Auch Paschal Grousset ist wie die ihm zunächst stehenden schriftstellerischen Berufsgenossen beim Untergange der Kommune mit dem Leben davongekommen. Er ist heute bei seinem dritten Namen und seiner dritten Entwicklungsstufe angelangt. Als unschuldiger Plauderer hatte er sich „Doktor Blasius“ unterzeichnet; als Kommunarde „Grousset“; jetzt schreibt er unter einem neuen Namen, wenigen bekannt, sehr gemäßigte Aufsätze in eine konservativ-republikanische Zeitung von Paris.

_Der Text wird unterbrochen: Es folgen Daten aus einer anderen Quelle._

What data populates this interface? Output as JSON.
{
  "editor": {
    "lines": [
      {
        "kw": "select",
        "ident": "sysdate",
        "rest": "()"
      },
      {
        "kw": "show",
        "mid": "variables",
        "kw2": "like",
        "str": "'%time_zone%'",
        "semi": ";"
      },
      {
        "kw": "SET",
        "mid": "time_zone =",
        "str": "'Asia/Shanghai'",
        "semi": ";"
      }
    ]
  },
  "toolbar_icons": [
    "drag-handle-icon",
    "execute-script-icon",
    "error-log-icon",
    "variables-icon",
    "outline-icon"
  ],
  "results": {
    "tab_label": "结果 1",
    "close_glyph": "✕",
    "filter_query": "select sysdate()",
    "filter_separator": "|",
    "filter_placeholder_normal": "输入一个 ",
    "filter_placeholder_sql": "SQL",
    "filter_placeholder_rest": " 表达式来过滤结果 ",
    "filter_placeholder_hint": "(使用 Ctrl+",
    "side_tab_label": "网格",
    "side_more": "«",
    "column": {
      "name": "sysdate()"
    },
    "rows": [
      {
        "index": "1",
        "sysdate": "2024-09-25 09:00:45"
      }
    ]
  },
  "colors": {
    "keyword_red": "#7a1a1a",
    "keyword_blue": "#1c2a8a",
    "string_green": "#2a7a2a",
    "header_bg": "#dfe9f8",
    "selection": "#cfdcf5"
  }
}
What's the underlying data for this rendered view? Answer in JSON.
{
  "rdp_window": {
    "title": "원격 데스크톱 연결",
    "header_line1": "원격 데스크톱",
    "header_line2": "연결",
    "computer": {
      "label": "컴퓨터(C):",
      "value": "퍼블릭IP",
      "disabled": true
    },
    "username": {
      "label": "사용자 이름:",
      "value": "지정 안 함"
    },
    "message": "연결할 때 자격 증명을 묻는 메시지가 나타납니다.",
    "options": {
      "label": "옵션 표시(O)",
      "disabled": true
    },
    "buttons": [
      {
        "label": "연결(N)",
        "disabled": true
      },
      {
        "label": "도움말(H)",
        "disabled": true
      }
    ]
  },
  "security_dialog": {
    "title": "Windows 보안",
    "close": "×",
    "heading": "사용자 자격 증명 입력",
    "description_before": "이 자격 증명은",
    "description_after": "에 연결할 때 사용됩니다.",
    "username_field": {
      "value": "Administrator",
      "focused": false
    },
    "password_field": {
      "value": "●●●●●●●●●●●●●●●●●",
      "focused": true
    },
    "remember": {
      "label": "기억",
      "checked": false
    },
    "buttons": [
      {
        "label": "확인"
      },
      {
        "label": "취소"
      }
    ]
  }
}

Diesen schriftstellerischen Größen der Kommune gegenüber befand sich ihr einstiges Vorbild, der Laternenmann Henri Rochefort, in der unbehaglichsten Lage von der Welt. Der ehemalige Spaßmacher des „Figaro“ und „Tintamarre“, der mit seiner „Lanterne“ einen unerhörten Erfolg gehabt hatte, indem er in der frechen Sprache des Pariser Gassenjungen die Tuileriengesellschaft als eine Bande von Abenteurern, Dieben und Spielern behandelte, hatte sich in der Septemberregierung und dann in der Nationalversammlung von Bordeaux als eine völlige politische Null erwiesen. Und nun mußte er vollends sehen, daß ein Grousset, ein Maroteau, ein Vermersch, ein Vallès, die er als mittelmäßige Köpfe verachtete, ihm seine Kunst, auf die Massen zu wirken, mit größtem Erfolg abgelernt hatten, so daß er mit seinem Blatte „Le Mot d’Ordre“ nicht gegen ihre Blätter aufzukommen vermochte. Der Ton, welchen er dem Bonaparte gegenüber angeschlagen hatte, paßte überdies nicht recht gegenüber seinen frühern Freunden Favre und Picard; und was wollte es besagen, wenn er gelegentlich Thiers einen Trunkenbold nannte, da der „Père Duchêne“ für denselben noch ganz andere Titel bereit hatte? Die Schlagworte der Sozialisten aber waren ihm gänzlich fremd; und so blieb ihm, wenn er sich auf der Oberfläche behaupten wollte, nichts übrig, als eben auch mit immer neuen Verhetzungen und Lügen in den Wettbewerb der Kommune-Schriftsteller einzutreten. Und wahrlich, sauer genug hat er es sich hiermit Tag für Tag werden lassen. Seine Freunde klagten bald, man könne über nichts mehr mit ihm sprechen als über die Höhe „seiner Auflage“, und mehr als einmal sah ich ihn des Abends, wenn er auf den Boulevards von Kiosk zu Kiosk ging und ängstlich bei den Zeitungsverkäuferinnen nachfragte, wie viel sie von seinem „Mot d’Ordre“ absetzten. Um seine Auflage zu heben, war ihm kein Mittel zu schlecht und abgeschmackt. Er erfand und schilderte die abscheulichsten Greuelthaten der Versailler Truppen, um die Versuche zu einer Versöhnung zu vereiteln. Von ihm ging die Anregung aus, Thiers’ bewegliche Habe einzuziehen und sein Haus dem Erdboden gleich zu machen. Seine Aufforderung, die Kirchen zu plündern, begründete er mit dem Satze, Christus sei in einem Stalle geboren, daher dürfe der einzige Schatz in Notredame bloß ein Strohbündel sein.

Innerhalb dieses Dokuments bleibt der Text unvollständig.